Teknologi informasi adalah gaya baru masyarakat dunia saat ini, mereka mengatakan era Internet of Thing (IoT) atau istilah jadulnya melek-merem online. Ada banyak manfaat yang telah mereka petik dari lifestyle ini, yang paling menonjol adalah mudahnya akses terhadap informasi. 

Namun ibarat pisau tajam, teknologi informasi tidak dapat memfungsikan dirinya sendiri secara otomatis. Ia mesti dikendalikan oleh subjek demi suatu kepentingan yang sayangnya kepentingan itu tidak bisa dikontrol oleh teknologi informasi itu sendiri. Alhasil, yang turut bertebaran bukan hanya manfaat tetapi “bau kentut” dari teknologi itu yang kian menyesakkan hidung dan nurani manusia yang waras.

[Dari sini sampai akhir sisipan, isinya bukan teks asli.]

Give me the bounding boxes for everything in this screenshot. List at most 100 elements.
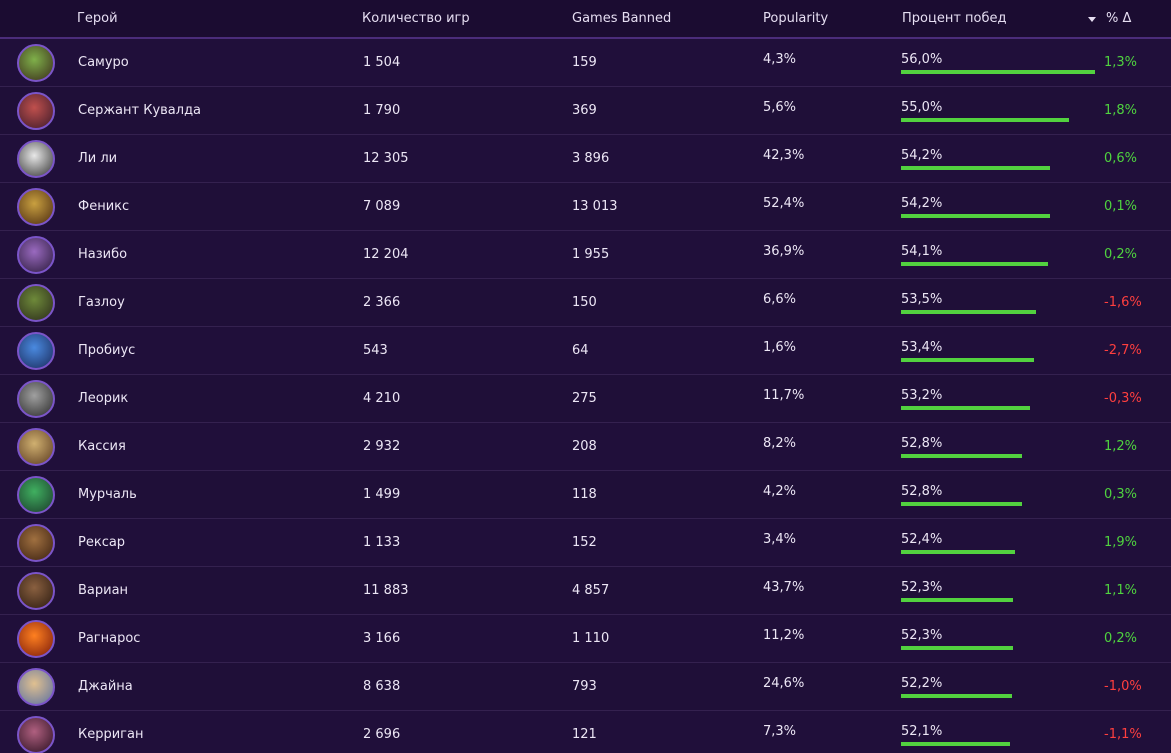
games-banned: 121	[572, 727, 597, 742]
win-rate-delta: 0,2%	[1104, 631, 1138, 646]
win-rate: 52,2%	[901, 676, 943, 691]
hero-name: Пробиус	[78, 343, 136, 358]
table-row: Рагнарос 3 166 1 110 11,2% 52,3% 0,2%	[0, 615, 1171, 663]
table-row: Кассия 2 932 208 8,2% 52,8% 1,2%	[0, 423, 1171, 471]
popularity: 36,9%	[763, 244, 805, 259]
win-rate: 52,3%	[901, 628, 943, 643]
column-header[interactable]: Popularity	[763, 11, 829, 26]
hero-name: Феникс	[78, 199, 130, 214]
hero-name: Джайна	[78, 679, 133, 694]
win-rate: 53,4%	[901, 340, 943, 355]
win-rate-delta: 1,3%	[1104, 55, 1138, 70]
column-header[interactable]: % Δ	[1106, 11, 1132, 26]
table-row: Назибо 12 204 1 955 36,9% 54,1% 0,2%	[0, 231, 1171, 279]
popularity: 4,3%	[763, 52, 797, 67]
games-count: 543	[363, 343, 388, 358]
popularity: 8,2%	[763, 436, 797, 451]
hero-name: Ли ли	[78, 151, 118, 166]
hero-avatar	[17, 188, 55, 226]
win-rate-bar	[901, 742, 1010, 746]
games-count: 12 305	[363, 151, 409, 166]
win-rate-delta: -0,3%	[1104, 391, 1142, 406]
hero-avatar	[17, 668, 55, 706]
hero-avatar	[17, 140, 55, 178]
table-row: Ли ли 12 305 3 896 42,3% 54,2% 0,6%	[0, 135, 1171, 183]
games-count: 2 696	[363, 727, 401, 742]
table-row: Леорик 4 210 275 11,7% 53,2% -0,3%	[0, 375, 1171, 423]
popularity: 24,6%	[763, 676, 805, 691]
win-rate: 54,1%	[901, 244, 943, 259]
win-rate-bar	[901, 214, 1051, 218]
games-banned: 3 896	[572, 151, 610, 166]
win-rate-delta: 0,1%	[1104, 199, 1138, 214]
hero-avatar	[17, 92, 55, 130]
win-rate: 54,2%	[901, 148, 943, 163]
games-banned: 275	[572, 391, 597, 406]
win-rate-bar	[901, 310, 1036, 314]
games-count: 8 638	[363, 679, 401, 694]
table-row: Вариан 11 883 4 857 43,7% 52,3% 1,1%	[0, 567, 1171, 615]
column-header[interactable]: Герой	[77, 11, 118, 26]
popularity: 6,6%	[763, 292, 797, 307]
table-row: Самуро 1 504 159 4,3% 56,0% 1,3%	[0, 39, 1171, 87]
games-banned: 1 110	[572, 631, 610, 646]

Lalu orang-orang pada ribut membuntuti kentut itu untuk menyumbal anusnya, agar agin-angin tak sedap itu disendawakan saja. Tetapi namanya kentut, selalu punya cara untuk dihempaskan. Bila cara berbunyi keras berpotensi terdeteksi dan membahayakan si empunya, maka akan menempuh jalan senyap dengan bunyi: ssst!, yang kemudian disebut kentut maling. Begitulah teknologi informasi menyebar hoax dan segala jenis kejahatan lainnya.  

Agama kemudian didatangkan untuk membereskan limbah teknologi informasi tersebut. Inisiatif yang baik, meskipun terkesan kuno. Namun, alih-alih agama melakukan konter informasi dengan menghembuskan udara segar, justru oknum pembawa agama yang dikomandani gerombolan jidad hitam dan celana cingkrang menjerumuskan agama terlibat dalam pencernaan teknologi informasi yang kurang sehat itu. 

Mereka lalu “berak” berupa kebencian, dendam, hasut, dan fitnah yang terus ditebarkan melalui anus teknologi informasi. Mereka muncul di youtube, facebook, instagram, dan media online lainnya untuk menyebarkan kebencian, sentimen, intoleransi dan hal-hal sara lainnya.

Dalam suasan sesak ini, siapa yang bisa dipanggil membersihkan berak dan kentut itu? Prof. Arskal memanggil filsafat untuk menetralkan suasana. Panggilan yang terbilang telat, karena filsafat teranjur dimusuhi, dianggap tidak prospek, tidak aplikatif, tak laku dijual, dan tak bernilai di mata calon mertua, berfilsafat tidak mengenyangkan perut. 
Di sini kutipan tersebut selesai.